First Thoughts: Minneapolis Burning


Photo by Scott Strebel, posted to Facebook May 28, 2020, 11:04 a.m.


When I saw the first car burning in Minneapolis, I thought, “Oh, I hope that’s not Sam’s car.” It was just a car, but it was our son’s car. The car was old, loved, cared for. The car had history. I thought of the streets that car had been driven down under the careful control of our son…Minneapolis, St. Paul, our son’s home for half his 41 years in the Twin Cities he loved…the cities I loved because it was where our son lived.

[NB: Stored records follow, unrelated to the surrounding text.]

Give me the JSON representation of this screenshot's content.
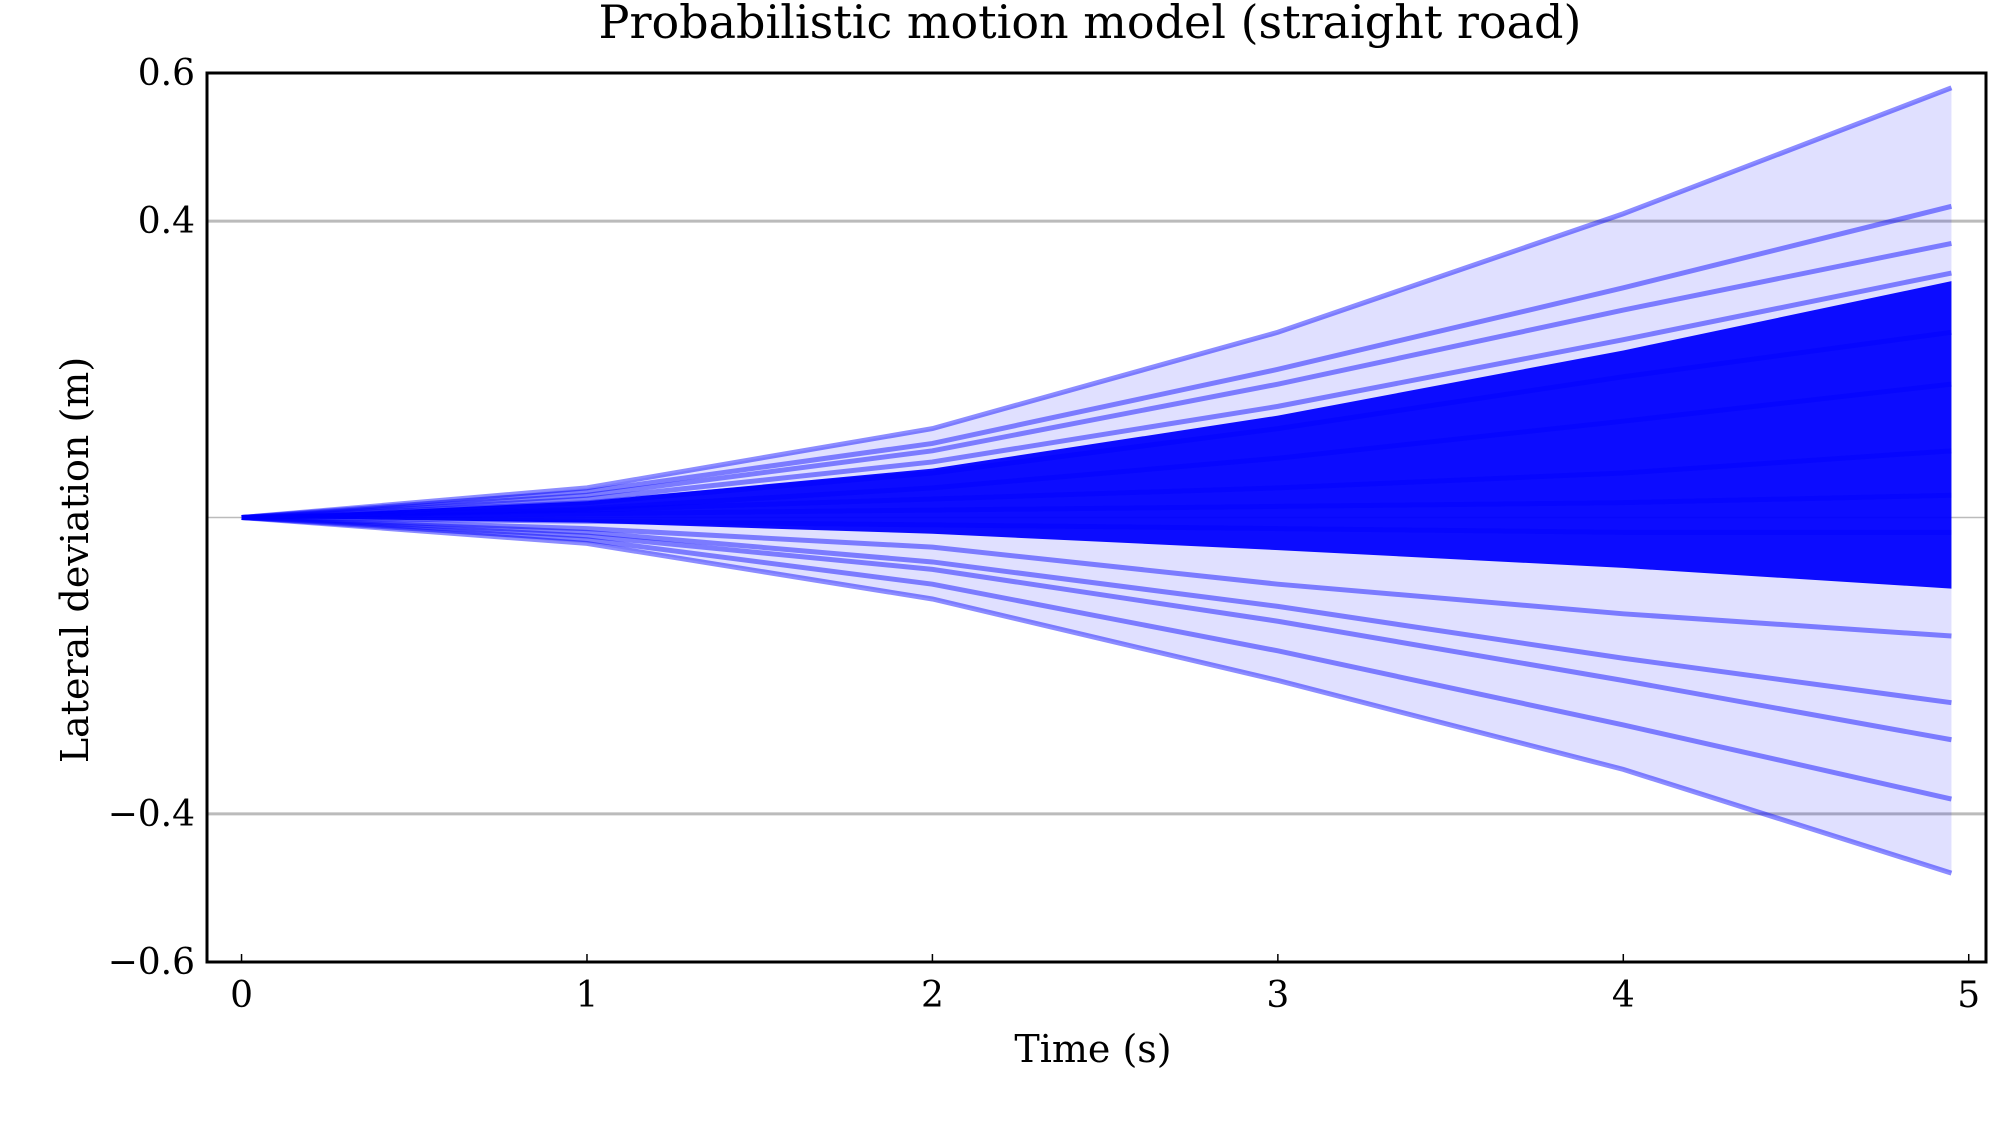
{
  "chart_data": {
    "type": "line",
    "title": "Probabilistic motion model (straight road)",
    "xlabel": "Time (s)",
    "ylabel": "Lateral deviation (m)",
    "xlim": [
      -0.1,
      5.05
    ],
    "ylim": [
      -0.6,
      0.6
    ],
    "x_ticks": [
      0,
      1,
      2,
      3,
      4,
      5
    ],
    "x_tick_labels": [
      "0",
      "1",
      "2",
      "3",
      "4",
      "5"
    ],
    "y_ticks": [
      0.6,
      0.4,
      -0.4,
      -0.6
    ],
    "y_tick_labels": [
      "0.6",
      "0.4",
      "−0.4",
      "−0.6"
    ],
    "gridlines_y": [
      0.4,
      0.0,
      -0.4
    ],
    "grid": "horizontal lines at y = 0.4, 0 and −0.4",
    "color": "#0000ff",
    "grid_color": "#bbbbbb",
    "legend": "none",
    "description_of_marks": "many semi-transparent sampled trajectories starting at (0, 0) and fanning out over time",
    "series": [
      {
        "x": [
          0,
          1,
          2,
          3,
          4,
          4.95
        ],
        "values": [
          0,
          0.012,
          0.04,
          0.08,
          0.13,
          0.18
        ]
      },
      {
        "x": [
          0,
          1,
          2,
          3,
          4,
          4.95
        ],
        "values": [
          0,
          0.02,
          0.06,
          0.12,
          0.19,
          0.25
        ]
      },
      {
        "x": [
          0,
          1,
          2,
          3,
          4,
          4.95
        ],
        "values": [
          0,
          0.03,
          0.09,
          0.18,
          0.28,
          0.37
        ]
      },
      {
        "x": [
          0,
          1,
          2,
          3,
          4,
          4.95
        ],
        "values": [
          0,
          0.035,
          0.1,
          0.2,
          0.31,
          0.42
        ]
      },
      {
        "x": [
          0,
          1,
          2,
          3,
          4,
          4.95
        ],
        "values": [
          0,
          0.04,
          0.12,
          0.25,
          0.41,
          0.58
        ]
      },
      {
        "x": [
          0,
          1,
          2,
          3,
          4,
          4.95
        ],
        "values": [
          0,
          0.025,
          0.075,
          0.15,
          0.24,
          0.33
        ]
      },
      {
        "x": [
          0,
          1,
          2,
          3,
          4,
          4.95
        ],
        "values": [
          0,
          0.01,
          0.025,
          0.04,
          0.06,
          0.09
        ]
      },
      {
        "x": [
          0,
          1,
          2,
          3,
          4,
          4.95
        ],
        "values": [
          0,
          0.005,
          0.01,
          0.015,
          0.02,
          0.03
        ]
      },
      {
        "x": [
          0,
          1,
          2,
          3,
          4,
          4.95
        ],
        "values": [
          0,
          -0.005,
          -0.01,
          -0.015,
          -0.02,
          -0.02
        ]
      },
      {
        "x": [
          0,
          1,
          2,
          3,
          4,
          4.95
        ],
        "values": [
          0,
          -0.015,
          -0.04,
          -0.09,
          -0.13,
          -0.16
        ]
      },
      {
        "x": [
          0,
          1,
          2,
          3,
          4,
          4.95
        ],
        "values": [
          0,
          -0.02,
          -0.06,
          -0.12,
          -0.19,
          -0.25
        ]
      },
      {
        "x": [
          0,
          1,
          2,
          3,
          4,
          4.95
        ],
        "values": [
          0,
          -0.025,
          -0.07,
          -0.14,
          -0.22,
          -0.3
        ]
      },
      {
        "x": [
          0,
          1,
          2,
          3,
          4,
          4.95
        ],
        "values": [
          0,
          -0.03,
          -0.09,
          -0.18,
          -0.28,
          -0.38
        ]
      },
      {
        "x": [
          0,
          1,
          2,
          3,
          4,
          4.95
        ],
        "values": [
          0,
          -0.035,
          -0.11,
          -0.22,
          -0.34,
          -0.48
        ]
      }
    ]
  }
}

The Twin Cities were part of Sam. It was who he was. I loved the people there, the streets, the stores, the memories I have because I visited Sam while he lived in Minneapolis and then later in St. Paul…the streets we walked down, the apartments he had rented, the houses across the Twin Cities where he had rented rooms, the motels where I stayed while I visited, the couches I slept on when Sam had a couch to sleep on, one very bad blow up mattress I tried to sleep on, the stores where we shopped, the restaurants where we shared a meal, the coffee shops he sat in with his computer to compose written word and to send us emails, the barber shops, the neighborhood auto repair shops, the Mom and Pop stores he frequented, the gas stations, the resale shop where he bought furniture, the co-op where he had a membership, the lakes he walked around, the dentists offices, the medical clinics, the chiropractic offices that kept our son on his feet and going. I’d been to that first burned and looted Target. I knew Lake Street and Minnehaha…But, Sam died a little over a year ago.


I thought of the young man who bought Sam’s car after Sam’s death. I thought about how the friend of Sam’s who sold his car for us kept the vehicle for the new owner until he could get enough money together to buy it. I thought about how proud he was to have wheels, how comforted I was that someone would be able to take pride of ownership for the car our son owned and we didn’t have to have the car towed to a junkyard because no one wanted it. I thought of people watching across the country who, seeing that first car blaze in Minneapolis might think, oh, that’s just a clunker. It’s just an old car going up in smoke in Minneapolis.


Oh, Sam. Oh, Sam! You would not believe it.